1. The decisively negative effects of a rapid, unexpected drop in temperature upon ones ability to escape from bed. This is a particular favourite of mine, as it has had a time-tested and most certainly undeniable impact upon my life. My earliest memories involve hours – or possibly nagging-extended minutes, it’s hard to tell which – spent huddled under covers as Mother and/or Father made repeated trips to my bed in an attempt to extract me from the silky warmth of thick winter sheets. What I could never understand was the importance that they seemed to place in something called ’skewl’, and how I had to attend. I still haven’t managed to grasp the importance of this bizarre ritual.
2. The potential of said weather to change between the hours of ‘home exit point’, ‘lunch point’ and ‘home entry point’.
Another of my favourites. Would you believe that I came into contact with this loathe-some thing today? 6:25am – very, very cold. 12pm – OMFG, I do believe my skin is burning. 12:15pm – Bought cheap t-shirt to replace the jumper which had seemed so essential at 6am.
3. ‘Instant-Runny-Nose’ Phenomenon.
I believe this is something we must all be very, very aware of, as it can be extremely hazardous to health.
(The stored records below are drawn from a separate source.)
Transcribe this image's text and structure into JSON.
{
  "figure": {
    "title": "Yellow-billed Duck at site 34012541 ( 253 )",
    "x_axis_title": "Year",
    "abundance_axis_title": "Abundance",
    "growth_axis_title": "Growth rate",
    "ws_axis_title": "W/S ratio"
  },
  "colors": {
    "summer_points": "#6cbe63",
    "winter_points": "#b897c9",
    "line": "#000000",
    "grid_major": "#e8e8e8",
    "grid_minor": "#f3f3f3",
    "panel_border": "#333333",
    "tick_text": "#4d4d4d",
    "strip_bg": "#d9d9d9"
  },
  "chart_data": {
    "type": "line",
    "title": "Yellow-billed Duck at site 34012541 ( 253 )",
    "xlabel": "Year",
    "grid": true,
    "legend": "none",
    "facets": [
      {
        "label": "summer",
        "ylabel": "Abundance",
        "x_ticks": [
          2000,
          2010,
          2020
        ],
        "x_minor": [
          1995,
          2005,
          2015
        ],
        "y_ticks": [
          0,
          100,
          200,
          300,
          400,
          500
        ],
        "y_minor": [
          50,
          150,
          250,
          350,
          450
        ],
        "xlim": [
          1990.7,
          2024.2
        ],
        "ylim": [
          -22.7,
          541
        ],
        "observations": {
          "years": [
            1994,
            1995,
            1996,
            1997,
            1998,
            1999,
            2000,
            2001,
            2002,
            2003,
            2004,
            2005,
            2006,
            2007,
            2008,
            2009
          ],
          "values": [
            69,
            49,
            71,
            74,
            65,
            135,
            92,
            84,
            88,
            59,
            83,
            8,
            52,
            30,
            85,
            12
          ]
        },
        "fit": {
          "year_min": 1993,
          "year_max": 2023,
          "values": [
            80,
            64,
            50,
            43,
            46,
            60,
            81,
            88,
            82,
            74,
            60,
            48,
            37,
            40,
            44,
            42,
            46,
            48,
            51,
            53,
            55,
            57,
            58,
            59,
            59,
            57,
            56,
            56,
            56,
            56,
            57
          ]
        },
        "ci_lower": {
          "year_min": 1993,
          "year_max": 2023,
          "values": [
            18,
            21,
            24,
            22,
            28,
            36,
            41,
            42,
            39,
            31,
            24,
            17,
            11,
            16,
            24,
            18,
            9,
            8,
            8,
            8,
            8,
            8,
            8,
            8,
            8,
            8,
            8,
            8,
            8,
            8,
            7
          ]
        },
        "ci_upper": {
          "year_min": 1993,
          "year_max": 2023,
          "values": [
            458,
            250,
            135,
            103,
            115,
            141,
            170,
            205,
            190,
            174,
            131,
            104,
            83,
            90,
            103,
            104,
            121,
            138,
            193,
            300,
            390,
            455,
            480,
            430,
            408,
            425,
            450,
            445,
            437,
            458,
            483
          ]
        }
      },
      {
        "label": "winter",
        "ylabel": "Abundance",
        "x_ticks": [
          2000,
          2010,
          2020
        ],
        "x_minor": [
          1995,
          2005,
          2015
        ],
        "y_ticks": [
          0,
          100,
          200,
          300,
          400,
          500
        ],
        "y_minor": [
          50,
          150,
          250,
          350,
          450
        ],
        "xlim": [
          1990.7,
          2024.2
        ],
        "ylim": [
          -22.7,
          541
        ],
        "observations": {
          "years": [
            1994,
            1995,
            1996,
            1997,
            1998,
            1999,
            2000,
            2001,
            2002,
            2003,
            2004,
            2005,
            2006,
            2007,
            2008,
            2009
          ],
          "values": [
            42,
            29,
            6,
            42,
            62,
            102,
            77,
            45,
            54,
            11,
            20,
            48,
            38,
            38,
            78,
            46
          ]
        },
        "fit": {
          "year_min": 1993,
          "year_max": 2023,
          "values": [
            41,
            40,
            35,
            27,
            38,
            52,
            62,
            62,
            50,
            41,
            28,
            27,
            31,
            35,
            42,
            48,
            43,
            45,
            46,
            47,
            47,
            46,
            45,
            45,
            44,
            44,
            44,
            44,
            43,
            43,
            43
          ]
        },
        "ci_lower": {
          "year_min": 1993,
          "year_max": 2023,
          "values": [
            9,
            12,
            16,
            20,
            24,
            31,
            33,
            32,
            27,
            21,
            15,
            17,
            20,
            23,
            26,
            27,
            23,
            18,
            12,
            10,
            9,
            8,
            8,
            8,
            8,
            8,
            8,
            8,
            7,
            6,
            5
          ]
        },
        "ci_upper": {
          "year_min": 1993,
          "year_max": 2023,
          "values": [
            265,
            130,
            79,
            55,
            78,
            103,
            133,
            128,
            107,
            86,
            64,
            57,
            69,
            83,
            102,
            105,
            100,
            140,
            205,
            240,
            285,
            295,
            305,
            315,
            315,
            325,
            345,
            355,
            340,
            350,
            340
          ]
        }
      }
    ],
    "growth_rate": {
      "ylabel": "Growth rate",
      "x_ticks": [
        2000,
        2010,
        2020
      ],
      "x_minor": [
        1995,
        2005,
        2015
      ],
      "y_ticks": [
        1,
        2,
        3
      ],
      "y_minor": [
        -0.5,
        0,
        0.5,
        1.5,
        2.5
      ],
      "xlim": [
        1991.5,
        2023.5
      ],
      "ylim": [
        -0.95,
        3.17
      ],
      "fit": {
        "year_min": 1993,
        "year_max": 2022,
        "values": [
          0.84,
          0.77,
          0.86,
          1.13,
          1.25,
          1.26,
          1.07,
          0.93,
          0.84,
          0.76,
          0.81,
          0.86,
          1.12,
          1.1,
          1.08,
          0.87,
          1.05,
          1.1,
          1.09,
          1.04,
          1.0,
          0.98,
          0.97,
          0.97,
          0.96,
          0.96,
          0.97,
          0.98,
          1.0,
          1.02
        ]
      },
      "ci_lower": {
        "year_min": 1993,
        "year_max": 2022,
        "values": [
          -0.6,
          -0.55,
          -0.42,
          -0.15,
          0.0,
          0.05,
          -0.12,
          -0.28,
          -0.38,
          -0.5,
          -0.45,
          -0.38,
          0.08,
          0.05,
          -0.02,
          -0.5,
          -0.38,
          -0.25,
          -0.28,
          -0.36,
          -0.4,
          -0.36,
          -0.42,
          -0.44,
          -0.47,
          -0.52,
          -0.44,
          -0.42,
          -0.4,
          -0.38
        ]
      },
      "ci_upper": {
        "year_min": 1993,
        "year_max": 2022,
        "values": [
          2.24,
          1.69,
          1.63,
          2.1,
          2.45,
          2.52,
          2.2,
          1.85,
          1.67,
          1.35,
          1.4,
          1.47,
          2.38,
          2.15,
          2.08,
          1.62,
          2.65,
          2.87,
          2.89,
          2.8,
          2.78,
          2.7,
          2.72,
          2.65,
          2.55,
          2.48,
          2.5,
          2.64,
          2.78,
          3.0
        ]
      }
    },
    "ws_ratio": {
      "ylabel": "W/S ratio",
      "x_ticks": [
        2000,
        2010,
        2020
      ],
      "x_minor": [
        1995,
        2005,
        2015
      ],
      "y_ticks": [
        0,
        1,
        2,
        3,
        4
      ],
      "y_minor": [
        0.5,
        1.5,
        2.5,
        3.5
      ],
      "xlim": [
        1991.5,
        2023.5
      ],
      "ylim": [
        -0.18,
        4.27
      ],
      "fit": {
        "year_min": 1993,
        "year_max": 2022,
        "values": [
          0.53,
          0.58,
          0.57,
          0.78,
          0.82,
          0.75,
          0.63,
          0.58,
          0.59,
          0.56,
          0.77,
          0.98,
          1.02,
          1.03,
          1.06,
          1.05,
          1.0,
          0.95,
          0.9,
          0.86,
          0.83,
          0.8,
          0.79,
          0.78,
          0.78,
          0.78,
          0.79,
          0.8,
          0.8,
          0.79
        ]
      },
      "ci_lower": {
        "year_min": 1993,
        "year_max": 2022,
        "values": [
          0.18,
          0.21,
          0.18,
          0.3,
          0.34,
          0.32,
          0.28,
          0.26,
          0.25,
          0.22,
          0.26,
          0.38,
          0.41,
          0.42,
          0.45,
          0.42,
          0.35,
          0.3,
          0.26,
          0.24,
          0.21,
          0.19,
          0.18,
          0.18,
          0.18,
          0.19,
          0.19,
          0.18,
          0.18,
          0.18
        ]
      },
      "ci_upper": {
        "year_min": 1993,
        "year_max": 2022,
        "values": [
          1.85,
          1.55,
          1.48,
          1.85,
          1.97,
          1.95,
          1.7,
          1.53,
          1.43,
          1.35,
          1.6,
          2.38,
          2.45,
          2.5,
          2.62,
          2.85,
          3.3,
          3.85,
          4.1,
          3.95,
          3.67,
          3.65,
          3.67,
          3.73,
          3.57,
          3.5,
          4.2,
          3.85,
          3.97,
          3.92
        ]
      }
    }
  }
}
I personally am often stricken by this terrible ailment, and verily I pity any poor bugger who sits next to me, in front of me or frankly within the general vicinity of my nostrils on any form of public transport.
I think that’s enough for now. About 4.9 minutes ago I was forced to remove myself from my chair to journey to my room to search for a pair of woolly feet-socks and a jumper, because I was cold. I blame this and my ineffable cynicism for this tortuous and long-winded post.